There are two main emergent challenges. First, is operational efficiency. This means thinking about how can we measure what we do, so that we know what we are actually doing, and improve it over time. Monitoring and measurement becomes important when there are more devices than we can count on our fingers. I see many "green computing" articles today but the ones that have credibility include hard numbers, measured in the real world (not test labs or simulations or theories), that let me be the judge of just how efficient a product is as compared to what I'm doing today. We can make guesses about operational efficiency by looking at costs, but that is often an approximation: I worked at one place that considered electricity to be "free" because some other department paid for it. I think most companies don't have financial systems that give the proper granularity to measure power efficiency, nor efficiencies of labour, time or customer satisfaction. Direct measurements are the best. The trick is to create a service level agreement (SLA) for every service then directly collect metrics to determine how close to the SLA we comply. Then we have the numbers that let us determine which SLAs should be tightened or loosened. That is all a lot of work! The second is about personal efficiency. This means looking at how can we organise our work so that we get the most done, in a stress-free manner, so that we "play well with others". There are many impediments to this, sometimes artificially introduced by incompetent management, dysfunctional processes, or badly managed expectations. Worst of all, we receive little mentoring about time management in school or from our managers. Hey, that's why I wrote Time Management for System Administrators!

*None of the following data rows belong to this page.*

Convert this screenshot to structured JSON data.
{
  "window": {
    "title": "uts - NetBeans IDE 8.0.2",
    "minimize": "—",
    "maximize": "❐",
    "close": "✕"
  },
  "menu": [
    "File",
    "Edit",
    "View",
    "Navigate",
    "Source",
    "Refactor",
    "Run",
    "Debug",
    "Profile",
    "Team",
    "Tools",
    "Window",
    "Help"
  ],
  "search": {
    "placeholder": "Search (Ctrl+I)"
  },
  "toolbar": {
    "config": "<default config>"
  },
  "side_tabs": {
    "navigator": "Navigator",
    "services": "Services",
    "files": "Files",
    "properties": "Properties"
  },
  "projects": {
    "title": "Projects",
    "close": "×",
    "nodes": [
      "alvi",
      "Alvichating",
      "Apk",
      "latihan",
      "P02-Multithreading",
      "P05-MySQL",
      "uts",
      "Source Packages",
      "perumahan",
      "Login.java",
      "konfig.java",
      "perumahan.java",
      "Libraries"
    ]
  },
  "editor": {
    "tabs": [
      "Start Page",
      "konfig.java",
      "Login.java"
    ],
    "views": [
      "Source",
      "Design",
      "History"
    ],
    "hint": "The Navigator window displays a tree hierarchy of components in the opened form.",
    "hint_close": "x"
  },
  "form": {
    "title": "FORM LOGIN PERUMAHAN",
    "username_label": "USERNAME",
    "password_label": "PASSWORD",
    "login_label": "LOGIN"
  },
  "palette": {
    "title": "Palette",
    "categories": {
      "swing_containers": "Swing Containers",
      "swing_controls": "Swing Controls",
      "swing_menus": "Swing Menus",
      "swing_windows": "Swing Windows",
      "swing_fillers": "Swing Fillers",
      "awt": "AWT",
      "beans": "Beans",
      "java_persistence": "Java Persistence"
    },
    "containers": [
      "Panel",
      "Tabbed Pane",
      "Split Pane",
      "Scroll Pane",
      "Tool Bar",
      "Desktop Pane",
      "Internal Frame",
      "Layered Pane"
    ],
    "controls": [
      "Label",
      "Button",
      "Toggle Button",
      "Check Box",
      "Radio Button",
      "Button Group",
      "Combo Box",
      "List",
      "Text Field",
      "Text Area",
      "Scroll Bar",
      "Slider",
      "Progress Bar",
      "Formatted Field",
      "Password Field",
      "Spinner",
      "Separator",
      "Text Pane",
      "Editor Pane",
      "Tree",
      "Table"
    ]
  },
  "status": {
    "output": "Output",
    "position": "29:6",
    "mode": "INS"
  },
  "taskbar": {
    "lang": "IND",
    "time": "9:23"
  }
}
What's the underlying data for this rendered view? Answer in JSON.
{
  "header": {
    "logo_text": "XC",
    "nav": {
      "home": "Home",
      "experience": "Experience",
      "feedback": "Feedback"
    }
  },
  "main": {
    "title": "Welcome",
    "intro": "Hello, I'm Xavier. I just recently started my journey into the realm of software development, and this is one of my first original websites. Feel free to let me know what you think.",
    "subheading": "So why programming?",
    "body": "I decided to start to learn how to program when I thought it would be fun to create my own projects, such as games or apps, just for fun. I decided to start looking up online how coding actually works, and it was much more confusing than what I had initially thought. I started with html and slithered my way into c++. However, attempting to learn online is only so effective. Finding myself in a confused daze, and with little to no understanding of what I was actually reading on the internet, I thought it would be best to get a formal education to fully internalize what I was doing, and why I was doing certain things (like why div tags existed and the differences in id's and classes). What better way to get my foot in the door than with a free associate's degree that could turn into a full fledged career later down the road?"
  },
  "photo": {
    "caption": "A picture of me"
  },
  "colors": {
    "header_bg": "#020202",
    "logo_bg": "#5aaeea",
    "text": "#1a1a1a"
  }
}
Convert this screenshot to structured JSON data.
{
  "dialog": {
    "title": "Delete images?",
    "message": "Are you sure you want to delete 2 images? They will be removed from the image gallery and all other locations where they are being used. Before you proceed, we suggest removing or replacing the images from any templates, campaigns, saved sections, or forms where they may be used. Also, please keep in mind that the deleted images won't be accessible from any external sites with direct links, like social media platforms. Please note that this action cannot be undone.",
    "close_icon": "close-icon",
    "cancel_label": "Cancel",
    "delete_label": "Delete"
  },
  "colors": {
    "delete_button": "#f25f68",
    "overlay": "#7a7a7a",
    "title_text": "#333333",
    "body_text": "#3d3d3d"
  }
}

You were in Australia last year for a SAGE conference, and you have been several times in years past. You must have built up a few impressions of the place?

This will be my fourth trip to Australia. I've enjoyed every visit! On my first visit to Australia, I had some problems understanding the language. The language barrier is similar to a non-technical person calling an IT helpdesk: both parties are speaking English, but they can't understand each other. Eventually I've learned to use Australian terms much the same way that someone calling an IT helpdesk learns to call their mouse a mouse, not "the thingy that moves the cursor". When travelling I dine out a lot and I've had confusion because the parts of a meal (entree, main, etc.) are called different things than in the US. There are more embarrassing examples, but that's all I'll reveal for now.